There are more samples available on GitHub that further illustrate further uses including using the sorting, grouping, filtering, and on-demand loading to great effect with live data from YouTube.

Using the Android C1CollectionView with a RecyclerView



Using the C1CollectionView on Android is similar in concept. Once you've added the C1.Android.CollectionView package you'll gain access to single class: C1RecyclerViewAdapter. This class bridges the C1CollectionView to the RecyclerView that's a part of Android.Support.V7.Widge.RecyclerView. Once again you can inherit from this class to connect to the native control, and create your own ViewHolder to customize the appearance of the individual cells.
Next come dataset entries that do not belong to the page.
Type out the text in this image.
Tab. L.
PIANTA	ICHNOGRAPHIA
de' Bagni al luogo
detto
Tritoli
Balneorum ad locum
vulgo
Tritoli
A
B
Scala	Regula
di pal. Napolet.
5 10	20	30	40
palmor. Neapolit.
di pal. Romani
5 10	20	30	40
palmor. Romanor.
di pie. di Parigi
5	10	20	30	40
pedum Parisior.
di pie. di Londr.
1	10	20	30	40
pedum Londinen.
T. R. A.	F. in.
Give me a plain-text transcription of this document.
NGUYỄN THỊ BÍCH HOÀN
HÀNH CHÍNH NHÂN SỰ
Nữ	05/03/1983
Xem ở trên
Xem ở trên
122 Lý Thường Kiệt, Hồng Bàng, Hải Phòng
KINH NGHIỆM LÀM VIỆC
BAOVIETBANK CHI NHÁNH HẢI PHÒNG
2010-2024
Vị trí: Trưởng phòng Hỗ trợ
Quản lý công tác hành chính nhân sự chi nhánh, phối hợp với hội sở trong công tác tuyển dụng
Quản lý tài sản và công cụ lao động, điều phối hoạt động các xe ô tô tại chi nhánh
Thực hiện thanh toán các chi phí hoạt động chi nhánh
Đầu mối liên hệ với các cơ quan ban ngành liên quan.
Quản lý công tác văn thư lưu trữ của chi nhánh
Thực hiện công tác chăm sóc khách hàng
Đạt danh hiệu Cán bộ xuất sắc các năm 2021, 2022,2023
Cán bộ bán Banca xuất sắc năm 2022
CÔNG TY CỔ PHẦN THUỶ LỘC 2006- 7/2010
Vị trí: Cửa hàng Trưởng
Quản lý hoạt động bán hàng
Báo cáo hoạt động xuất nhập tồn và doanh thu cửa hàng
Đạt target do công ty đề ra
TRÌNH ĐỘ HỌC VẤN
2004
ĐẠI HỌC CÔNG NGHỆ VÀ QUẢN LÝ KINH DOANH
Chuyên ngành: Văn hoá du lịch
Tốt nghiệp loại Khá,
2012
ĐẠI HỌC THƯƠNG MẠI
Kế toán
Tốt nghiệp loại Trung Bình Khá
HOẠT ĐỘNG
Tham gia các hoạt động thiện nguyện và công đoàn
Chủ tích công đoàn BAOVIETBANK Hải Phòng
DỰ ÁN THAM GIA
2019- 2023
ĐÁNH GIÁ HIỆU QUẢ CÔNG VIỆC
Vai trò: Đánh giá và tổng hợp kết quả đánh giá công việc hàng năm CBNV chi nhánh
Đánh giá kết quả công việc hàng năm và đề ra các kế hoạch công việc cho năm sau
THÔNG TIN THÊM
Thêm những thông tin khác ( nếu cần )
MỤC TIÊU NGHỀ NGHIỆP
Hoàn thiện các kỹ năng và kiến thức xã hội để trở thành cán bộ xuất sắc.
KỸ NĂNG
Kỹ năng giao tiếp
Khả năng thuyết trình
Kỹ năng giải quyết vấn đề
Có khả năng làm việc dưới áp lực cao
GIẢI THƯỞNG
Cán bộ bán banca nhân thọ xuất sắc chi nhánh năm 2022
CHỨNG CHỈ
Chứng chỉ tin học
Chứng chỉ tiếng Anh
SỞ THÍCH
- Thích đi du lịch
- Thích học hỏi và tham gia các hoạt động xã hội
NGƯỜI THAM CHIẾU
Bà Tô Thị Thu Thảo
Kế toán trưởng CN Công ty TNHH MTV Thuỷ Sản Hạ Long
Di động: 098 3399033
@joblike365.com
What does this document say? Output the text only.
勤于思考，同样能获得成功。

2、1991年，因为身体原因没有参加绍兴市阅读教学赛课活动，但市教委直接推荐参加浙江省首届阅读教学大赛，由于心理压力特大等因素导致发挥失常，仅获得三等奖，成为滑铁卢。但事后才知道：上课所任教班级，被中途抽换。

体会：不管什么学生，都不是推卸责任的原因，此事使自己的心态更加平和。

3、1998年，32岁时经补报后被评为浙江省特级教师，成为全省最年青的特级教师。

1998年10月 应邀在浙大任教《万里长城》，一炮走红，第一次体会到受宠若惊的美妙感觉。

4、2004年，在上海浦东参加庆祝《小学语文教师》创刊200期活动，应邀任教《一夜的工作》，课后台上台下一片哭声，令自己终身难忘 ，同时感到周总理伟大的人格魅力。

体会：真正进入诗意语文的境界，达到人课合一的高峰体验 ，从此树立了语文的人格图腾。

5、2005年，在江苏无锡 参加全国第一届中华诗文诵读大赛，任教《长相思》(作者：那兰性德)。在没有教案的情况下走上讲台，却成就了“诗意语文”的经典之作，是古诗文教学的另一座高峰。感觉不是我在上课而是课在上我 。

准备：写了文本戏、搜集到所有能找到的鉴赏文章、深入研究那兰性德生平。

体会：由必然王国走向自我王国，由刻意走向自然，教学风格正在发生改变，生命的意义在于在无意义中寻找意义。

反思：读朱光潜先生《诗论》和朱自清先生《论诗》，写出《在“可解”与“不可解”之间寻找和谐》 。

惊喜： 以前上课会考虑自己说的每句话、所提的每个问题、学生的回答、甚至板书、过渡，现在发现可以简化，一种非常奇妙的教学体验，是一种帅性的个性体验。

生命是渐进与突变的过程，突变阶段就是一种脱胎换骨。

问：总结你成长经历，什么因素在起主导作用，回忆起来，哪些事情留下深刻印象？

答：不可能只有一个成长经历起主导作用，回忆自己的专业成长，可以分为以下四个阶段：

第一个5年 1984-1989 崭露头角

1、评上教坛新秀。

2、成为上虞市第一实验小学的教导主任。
For example:


internal class MyAdapter : C1RecyclerViewAdapter<MyDataItem>
{

public MyAdapter(ICollectionView<MyDataItem> collectionView)
: base(collectionView)
{
}

protected override RecyclerView.ViewHolder OnCreateItemViewHolder(ViewGroup parent)
{
var view = LayoutInflater.From(parent.Context)
.Inflate(Resource.Layout.ListItem, null, false);
return new MyViewHolder(view);
}

protected override void OnBindItemViewHolder(RecyclerView.ViewHolder holder, int position)
{
var h = holder as MyViewHolder;
var item = CollectionView[position];
h.SetTitle(item.ItemName);
h.SetSubtitle(item.ItemDateTime.ToLongTimeString());
}
}
internal class MyViewHolder : RecyclerView.ViewHolder
{
private TextView _title;
private TextView _subTitle;

public MyViewHolder(View itemView)
: base(itemView)
{
_title = itemView.FindViewById<TextView>(Resource.Id.Title);
_subTitle = itemView.FindViewById<TextView>(Resource.Id.Subtitle);
var icon = itemView.FindViewById<ImageView>(Resource.Id.Icon);
icon.Visibility = ViewStates.Gone;
}

internal void SetTitle(string title)
{
_title.Text = title;
}

internal void SetSubtitle(string subTitle)
{
_subTitle.Text = subTitle;
}
}
public class MyDataItem
{
public MyDataItem(int index)
{
this.ItemName = "My Data Item #" + index.ToString();
this.ItemDateTime = DateTime.Now;
}
public string ItemName { get; set; }
public DateTime ItemDateTime { get; set; }

}

There are also more samples available on GitHub that demonstrate deeper functionality on Android including using the sorting, grouping, filtering, and on-demand loading with live data from YouTube.

Now with .NET Standard support



We're also excited to our new CollectionView has .NET Standard 1.1 with this release so it's even more portable than it's been in the past. As we position our Xamarin controls towards more and more platforms, we're happy to embrace similar expansion for our non user interface controls using .NET Standard as a platform.